Other companies in the space include Fantasy 6 Sports (FNTYF, Financial), which has just recently begun seeing successful deployment of its gaming app on the Apple App store. Fantasy 6 recently acquired FansUnite to increase its ability to get a pulse on the social interactions of sport enthusiasts. Through contests and games, the company allows its users the ability to play with free virtual currency. And their recent foray into blockchain services specifically for fantasy sports companies via a new partnership with BTL Group Ltd. The agreement comes on the heels of BTL’s recent dealings with Visa Europe to find possible applications for blockchain tech in financial services. Compared to other companies, Fantasy 6 has more direct exposure to the fantasy sports space than other larger entertainment conglomerates.
Concurrently, Amaya Inc. (AYA, Financial),Â the owner of PokerStars, has also taken a direct interest in daily fantasy sports.
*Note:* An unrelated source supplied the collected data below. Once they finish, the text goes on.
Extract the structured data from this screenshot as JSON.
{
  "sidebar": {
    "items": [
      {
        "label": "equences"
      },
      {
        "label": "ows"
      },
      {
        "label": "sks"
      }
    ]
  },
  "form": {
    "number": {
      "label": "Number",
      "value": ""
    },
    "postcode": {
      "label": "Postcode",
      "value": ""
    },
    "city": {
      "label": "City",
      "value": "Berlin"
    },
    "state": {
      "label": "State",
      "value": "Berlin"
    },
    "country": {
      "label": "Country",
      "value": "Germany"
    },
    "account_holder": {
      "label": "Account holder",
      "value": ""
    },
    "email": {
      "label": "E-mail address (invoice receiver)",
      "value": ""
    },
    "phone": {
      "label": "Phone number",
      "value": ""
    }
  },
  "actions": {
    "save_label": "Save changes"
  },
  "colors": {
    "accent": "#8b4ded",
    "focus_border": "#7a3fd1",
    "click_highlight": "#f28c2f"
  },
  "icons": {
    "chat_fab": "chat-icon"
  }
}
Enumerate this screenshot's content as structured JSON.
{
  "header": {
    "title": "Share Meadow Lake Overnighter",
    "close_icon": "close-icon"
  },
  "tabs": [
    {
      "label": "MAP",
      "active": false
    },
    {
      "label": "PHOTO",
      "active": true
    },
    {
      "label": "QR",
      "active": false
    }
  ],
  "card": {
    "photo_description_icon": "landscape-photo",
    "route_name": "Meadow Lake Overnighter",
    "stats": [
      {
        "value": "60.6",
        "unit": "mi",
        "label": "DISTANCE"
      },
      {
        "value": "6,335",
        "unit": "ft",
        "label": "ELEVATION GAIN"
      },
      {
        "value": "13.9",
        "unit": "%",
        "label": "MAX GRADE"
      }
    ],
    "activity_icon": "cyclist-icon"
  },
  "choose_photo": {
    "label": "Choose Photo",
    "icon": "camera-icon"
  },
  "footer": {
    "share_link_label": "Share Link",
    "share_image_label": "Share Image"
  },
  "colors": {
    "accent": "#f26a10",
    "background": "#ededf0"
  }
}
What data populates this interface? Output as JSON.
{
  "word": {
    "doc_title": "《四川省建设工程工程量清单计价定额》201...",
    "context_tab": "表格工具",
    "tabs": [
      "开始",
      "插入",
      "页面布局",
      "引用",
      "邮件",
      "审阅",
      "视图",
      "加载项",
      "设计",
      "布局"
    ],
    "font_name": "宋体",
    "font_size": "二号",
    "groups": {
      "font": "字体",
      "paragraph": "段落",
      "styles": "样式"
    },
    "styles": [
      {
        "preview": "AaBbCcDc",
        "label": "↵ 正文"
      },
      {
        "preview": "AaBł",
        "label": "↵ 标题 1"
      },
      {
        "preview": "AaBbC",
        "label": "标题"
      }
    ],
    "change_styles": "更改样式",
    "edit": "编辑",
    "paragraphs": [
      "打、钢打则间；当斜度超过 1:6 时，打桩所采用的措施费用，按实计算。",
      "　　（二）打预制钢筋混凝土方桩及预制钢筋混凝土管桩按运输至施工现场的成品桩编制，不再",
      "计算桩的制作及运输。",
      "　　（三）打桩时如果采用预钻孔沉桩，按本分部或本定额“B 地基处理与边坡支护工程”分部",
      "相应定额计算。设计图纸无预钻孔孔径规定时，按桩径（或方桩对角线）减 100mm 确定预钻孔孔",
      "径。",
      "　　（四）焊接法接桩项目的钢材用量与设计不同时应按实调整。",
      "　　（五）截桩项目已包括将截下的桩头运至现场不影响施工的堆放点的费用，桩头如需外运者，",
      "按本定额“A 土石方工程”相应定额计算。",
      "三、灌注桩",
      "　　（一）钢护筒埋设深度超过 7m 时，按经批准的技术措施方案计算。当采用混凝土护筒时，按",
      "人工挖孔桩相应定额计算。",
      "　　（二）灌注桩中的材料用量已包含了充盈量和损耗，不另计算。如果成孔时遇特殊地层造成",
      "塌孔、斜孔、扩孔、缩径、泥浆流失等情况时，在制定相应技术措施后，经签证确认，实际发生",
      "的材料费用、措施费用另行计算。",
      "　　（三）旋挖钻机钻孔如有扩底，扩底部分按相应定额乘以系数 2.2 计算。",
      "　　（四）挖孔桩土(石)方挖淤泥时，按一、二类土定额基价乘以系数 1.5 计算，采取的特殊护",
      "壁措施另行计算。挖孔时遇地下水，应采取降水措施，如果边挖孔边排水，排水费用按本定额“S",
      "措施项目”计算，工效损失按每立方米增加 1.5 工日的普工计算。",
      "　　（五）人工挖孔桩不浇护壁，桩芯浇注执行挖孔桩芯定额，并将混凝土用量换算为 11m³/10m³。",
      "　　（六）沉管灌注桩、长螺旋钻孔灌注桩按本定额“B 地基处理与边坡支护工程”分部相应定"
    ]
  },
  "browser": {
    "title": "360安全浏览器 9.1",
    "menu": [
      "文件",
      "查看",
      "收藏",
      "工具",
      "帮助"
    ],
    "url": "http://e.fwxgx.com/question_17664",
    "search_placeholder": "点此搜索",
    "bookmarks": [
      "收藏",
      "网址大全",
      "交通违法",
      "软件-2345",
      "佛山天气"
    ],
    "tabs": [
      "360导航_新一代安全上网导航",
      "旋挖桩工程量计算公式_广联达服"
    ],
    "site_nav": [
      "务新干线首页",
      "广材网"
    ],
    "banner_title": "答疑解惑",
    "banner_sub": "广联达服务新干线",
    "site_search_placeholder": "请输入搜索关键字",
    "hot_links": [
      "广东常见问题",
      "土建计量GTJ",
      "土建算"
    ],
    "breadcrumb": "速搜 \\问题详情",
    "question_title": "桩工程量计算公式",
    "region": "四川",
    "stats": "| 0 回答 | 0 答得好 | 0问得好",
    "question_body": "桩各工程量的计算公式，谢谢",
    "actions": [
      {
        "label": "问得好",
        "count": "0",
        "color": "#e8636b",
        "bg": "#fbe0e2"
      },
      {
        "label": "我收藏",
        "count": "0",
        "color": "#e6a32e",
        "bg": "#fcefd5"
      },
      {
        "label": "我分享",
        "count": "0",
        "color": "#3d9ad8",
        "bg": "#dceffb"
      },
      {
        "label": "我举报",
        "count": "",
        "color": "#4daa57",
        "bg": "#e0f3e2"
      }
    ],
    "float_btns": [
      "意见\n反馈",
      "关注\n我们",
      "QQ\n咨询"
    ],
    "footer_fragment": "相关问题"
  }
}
The company announced StarDraft by PokerStars and acquired victiv.vom, rebranded it, and integrated it into their PokerStars platform. The company has attracted the likes of billionaire investors like Greenlight Capital CEO David Einhorn (Trades, Portfolio). In August, the prolific poker/stock market guru purchased roughly 3.96 million shares in Amaya, worth somewhere in the ballpark of $60 million according to reports. One of the biggest proponents outside of the poker assets is also the opportunity in Daily Fantasy Sports.
Einhorn’s fund, which was founded in 1996, has recorded an astonishing track record of successful investments, having returned 1,902% cumulatively, or 16.5% annualized through January 2016. Now that the daily fantasy sports industry has become more established, it’s becoming more evident that big money is looking to invest in more fully exposed equities.
With limited options, investors could consider this a time to be able to analyze the industry more closely and weigh in on just a few options that exist outside of big entertainment conglomerates like Fox & Verizon who only have limited exposure through minority interest.
Disclosure: The author owns no stock in any of the companies mentioned within this article & has received no compensation of any kind to write / publish this article, but he is affiliated with MIDAM Ventures LLC, a company which has an existing awareness agreement with Fantasy 6 Sports.